Saturday, April 30, 2011

Simple solutions to children's obesity problems

Many of our children are overweight,  and there are a plenty of studies, panels,  and new rules and regulations to combat the problem.  A half a century ago, when I was growing up, almost no kid was fat.  There were plenty of skinny kids, like me.  Why? 

I grew up in Melrose, Mass  in the 1950's and early '60s.  At that time, Melrose was an affluent suburb north of Boston with a reputation for having an outstanding school system. 

In elementary school, there were no school buses.

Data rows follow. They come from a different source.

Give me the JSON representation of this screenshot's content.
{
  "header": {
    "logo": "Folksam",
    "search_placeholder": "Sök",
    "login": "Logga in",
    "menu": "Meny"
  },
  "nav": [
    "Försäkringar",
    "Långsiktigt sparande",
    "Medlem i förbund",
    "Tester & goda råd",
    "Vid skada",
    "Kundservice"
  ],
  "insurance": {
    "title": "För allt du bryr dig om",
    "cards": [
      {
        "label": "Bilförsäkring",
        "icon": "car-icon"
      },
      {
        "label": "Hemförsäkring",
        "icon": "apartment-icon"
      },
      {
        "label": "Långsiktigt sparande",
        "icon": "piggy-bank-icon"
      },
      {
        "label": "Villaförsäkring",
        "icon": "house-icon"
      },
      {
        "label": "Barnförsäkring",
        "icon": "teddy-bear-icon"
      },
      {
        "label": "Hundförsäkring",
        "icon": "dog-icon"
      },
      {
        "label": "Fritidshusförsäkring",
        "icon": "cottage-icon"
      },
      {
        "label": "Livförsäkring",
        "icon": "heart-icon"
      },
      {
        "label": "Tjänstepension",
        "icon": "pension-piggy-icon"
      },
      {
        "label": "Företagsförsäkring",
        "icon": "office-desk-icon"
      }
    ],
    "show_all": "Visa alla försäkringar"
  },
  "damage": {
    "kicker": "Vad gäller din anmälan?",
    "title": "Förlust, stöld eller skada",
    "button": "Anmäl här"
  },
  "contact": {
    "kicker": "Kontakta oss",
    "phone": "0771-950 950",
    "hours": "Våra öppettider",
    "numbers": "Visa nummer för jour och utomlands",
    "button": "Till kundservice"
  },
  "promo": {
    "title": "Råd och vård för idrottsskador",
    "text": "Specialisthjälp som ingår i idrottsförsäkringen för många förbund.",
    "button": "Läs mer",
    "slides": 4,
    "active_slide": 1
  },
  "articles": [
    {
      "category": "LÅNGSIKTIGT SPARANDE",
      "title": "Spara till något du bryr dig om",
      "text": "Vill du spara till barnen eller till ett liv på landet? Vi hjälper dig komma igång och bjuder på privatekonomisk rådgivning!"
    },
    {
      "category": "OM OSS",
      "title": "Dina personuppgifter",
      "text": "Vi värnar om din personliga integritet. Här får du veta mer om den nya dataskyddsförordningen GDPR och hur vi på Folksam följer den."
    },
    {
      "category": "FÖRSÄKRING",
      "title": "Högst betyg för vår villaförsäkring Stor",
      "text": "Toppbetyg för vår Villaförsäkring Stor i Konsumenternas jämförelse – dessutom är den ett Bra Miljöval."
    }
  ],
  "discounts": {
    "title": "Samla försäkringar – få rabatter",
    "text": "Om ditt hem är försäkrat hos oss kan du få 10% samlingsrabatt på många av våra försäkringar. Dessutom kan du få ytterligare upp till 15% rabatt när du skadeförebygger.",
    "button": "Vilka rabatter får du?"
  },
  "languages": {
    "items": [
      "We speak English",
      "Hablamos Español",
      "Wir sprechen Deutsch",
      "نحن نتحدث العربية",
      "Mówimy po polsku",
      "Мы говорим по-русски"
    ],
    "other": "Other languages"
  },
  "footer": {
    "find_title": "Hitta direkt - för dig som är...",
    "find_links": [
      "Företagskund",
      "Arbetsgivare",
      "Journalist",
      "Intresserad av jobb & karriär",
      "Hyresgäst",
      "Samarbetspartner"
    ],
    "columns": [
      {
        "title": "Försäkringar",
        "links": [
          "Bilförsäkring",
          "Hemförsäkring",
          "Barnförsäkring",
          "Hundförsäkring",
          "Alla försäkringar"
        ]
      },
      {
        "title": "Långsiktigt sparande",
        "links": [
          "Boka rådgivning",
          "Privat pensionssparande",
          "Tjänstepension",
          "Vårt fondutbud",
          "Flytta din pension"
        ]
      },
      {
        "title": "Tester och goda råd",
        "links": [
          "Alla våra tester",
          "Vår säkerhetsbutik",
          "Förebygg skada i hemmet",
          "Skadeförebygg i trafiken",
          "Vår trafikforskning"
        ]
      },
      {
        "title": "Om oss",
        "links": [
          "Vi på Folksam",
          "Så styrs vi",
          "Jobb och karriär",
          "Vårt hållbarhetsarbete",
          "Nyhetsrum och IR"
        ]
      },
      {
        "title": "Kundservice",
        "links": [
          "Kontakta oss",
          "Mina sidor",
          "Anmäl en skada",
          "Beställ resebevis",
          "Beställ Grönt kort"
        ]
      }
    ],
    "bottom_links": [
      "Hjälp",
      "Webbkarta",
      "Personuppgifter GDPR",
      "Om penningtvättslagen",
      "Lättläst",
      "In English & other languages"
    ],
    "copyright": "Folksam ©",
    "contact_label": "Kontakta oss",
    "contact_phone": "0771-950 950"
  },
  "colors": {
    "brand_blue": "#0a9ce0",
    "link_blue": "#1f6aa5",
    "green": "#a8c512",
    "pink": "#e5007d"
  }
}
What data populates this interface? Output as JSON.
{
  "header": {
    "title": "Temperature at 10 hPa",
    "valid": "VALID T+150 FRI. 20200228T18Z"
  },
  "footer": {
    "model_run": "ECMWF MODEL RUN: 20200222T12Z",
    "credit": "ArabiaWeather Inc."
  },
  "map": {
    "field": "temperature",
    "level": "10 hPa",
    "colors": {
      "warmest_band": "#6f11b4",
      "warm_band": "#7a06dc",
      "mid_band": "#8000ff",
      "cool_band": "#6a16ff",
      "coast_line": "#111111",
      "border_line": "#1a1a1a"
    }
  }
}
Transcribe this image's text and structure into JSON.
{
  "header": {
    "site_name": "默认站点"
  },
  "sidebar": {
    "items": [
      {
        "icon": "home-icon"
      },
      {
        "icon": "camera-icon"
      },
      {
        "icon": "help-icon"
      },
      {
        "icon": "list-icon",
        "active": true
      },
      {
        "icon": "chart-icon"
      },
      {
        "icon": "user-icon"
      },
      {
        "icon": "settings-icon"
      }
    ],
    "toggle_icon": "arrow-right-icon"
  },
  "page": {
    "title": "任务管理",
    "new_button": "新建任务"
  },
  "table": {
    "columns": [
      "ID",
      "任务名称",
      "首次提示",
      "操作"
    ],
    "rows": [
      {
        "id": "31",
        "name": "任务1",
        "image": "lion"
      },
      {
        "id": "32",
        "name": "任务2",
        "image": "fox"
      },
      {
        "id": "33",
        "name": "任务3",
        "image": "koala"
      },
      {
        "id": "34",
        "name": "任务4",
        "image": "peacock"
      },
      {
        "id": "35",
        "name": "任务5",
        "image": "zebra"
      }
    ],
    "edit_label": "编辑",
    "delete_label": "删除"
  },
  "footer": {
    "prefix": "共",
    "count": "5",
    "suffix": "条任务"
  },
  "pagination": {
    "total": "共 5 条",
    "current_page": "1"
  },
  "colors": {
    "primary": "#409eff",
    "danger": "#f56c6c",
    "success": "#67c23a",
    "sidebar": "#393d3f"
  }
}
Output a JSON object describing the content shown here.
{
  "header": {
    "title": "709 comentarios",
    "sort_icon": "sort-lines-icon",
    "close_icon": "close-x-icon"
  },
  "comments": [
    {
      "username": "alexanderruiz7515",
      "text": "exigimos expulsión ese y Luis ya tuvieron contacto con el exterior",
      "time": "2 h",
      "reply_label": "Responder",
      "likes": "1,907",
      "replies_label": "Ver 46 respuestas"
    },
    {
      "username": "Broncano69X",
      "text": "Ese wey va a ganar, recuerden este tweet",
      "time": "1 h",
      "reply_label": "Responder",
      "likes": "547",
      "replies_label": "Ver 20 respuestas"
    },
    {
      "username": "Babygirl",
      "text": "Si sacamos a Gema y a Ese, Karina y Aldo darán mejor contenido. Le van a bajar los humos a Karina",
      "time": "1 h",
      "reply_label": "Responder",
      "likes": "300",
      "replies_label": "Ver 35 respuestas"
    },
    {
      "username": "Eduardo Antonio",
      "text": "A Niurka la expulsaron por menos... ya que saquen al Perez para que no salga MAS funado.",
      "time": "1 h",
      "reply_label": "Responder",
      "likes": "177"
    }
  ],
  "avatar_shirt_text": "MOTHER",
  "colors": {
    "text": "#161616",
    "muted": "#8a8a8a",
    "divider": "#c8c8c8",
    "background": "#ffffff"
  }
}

Almost everyone walked.  There were a few rich kids whose parents drove them to school,  but the rest of the families only had one car, which was usually used by Dad  to take to work.   When I started kindergarten,  I walked five blocks to school, and by the time I went to Junior High I walked over a mile to school;  and in high school I walked  just under two miles.  If we had lived a half a block farther away from high school,  I would have been able to ride a school bus for free, because the rule was you could ride the bus if you were over two miles from high school.  I very occasionally got the school bus when I was late, but I had to pay.  That was not the worst of it:  the bus was usually so crowded, we had to stand, and many kids were smoking, so the air was blue with smoke! 

I was not athletic at all;  I was usually the last to be picked for any playground game--but walking was exercise, although we did not know it at the time.  In elementary school, there was no cafeteria, and we all went home for lunch.  That meant that every day  I walked 20 blocks just to get to school and back

We had snack in the morning, which was always white milk, and a cookie or cracker.  No one was allowed to bring any food into school, and there were no vending machines in school, so milk and a cookie were it during the day.  We only got one cookie; there was just enough for everyone.
In Junior High, we ate lunch at school, but everyone had to bring lunch, because there was no cafeteria serving food.  I think white milk was offered.  Again, no food other than a lunch bag was allowed in school, and there were no vending machines.

We kids almost always stopped at the store when we went home after school to buy penny candy.  We all had a lot of cavities;  maybe eating that penny candy was why.  In junior high and high school, we would stop at the local ice cream store for cones or vanilla cokes after school

In high school, there was a cafeteria where you could buy your lunch.   Most kids didn't buy lunch; we usually brought our lunch to school.  The cafeteria only had white milk for a beverage.  There were no vending machines, and food was only allowed to be consumed in the cafeteria. 

So, the obesity problem was solved a half century ago with simple rules that did not cost taxpayers anything.  Kids walked to school unless they lived more than two miles from the schoolhouse.  Vending machines were not allowed;  only milk was served as a beverage, and food was only consumed in the cafeteria. 

To be sure, having children walk to school today is bigger problem because of higher traffic, faster speeds,  and sidewalks in disrepair.   And parents today fear for their children's safety, so they drive them to school.  But walking could become again routine for children, as the problems that keep children from walking to school are easily solved at minimal cost. More crossing guards at appropriate places, and more traffic lights or signs could be posted.  Fixing sidewalks would benefit not only children, but all walkers.  And parents' fears can be alleviated with some facts:  The statistics show that our towns and cities are as safe as they were when I was growing up.  In addition, children are already educated about safety when walking to school, so the risk to children is minimal--and certainly much less than the health risks associated with obesity.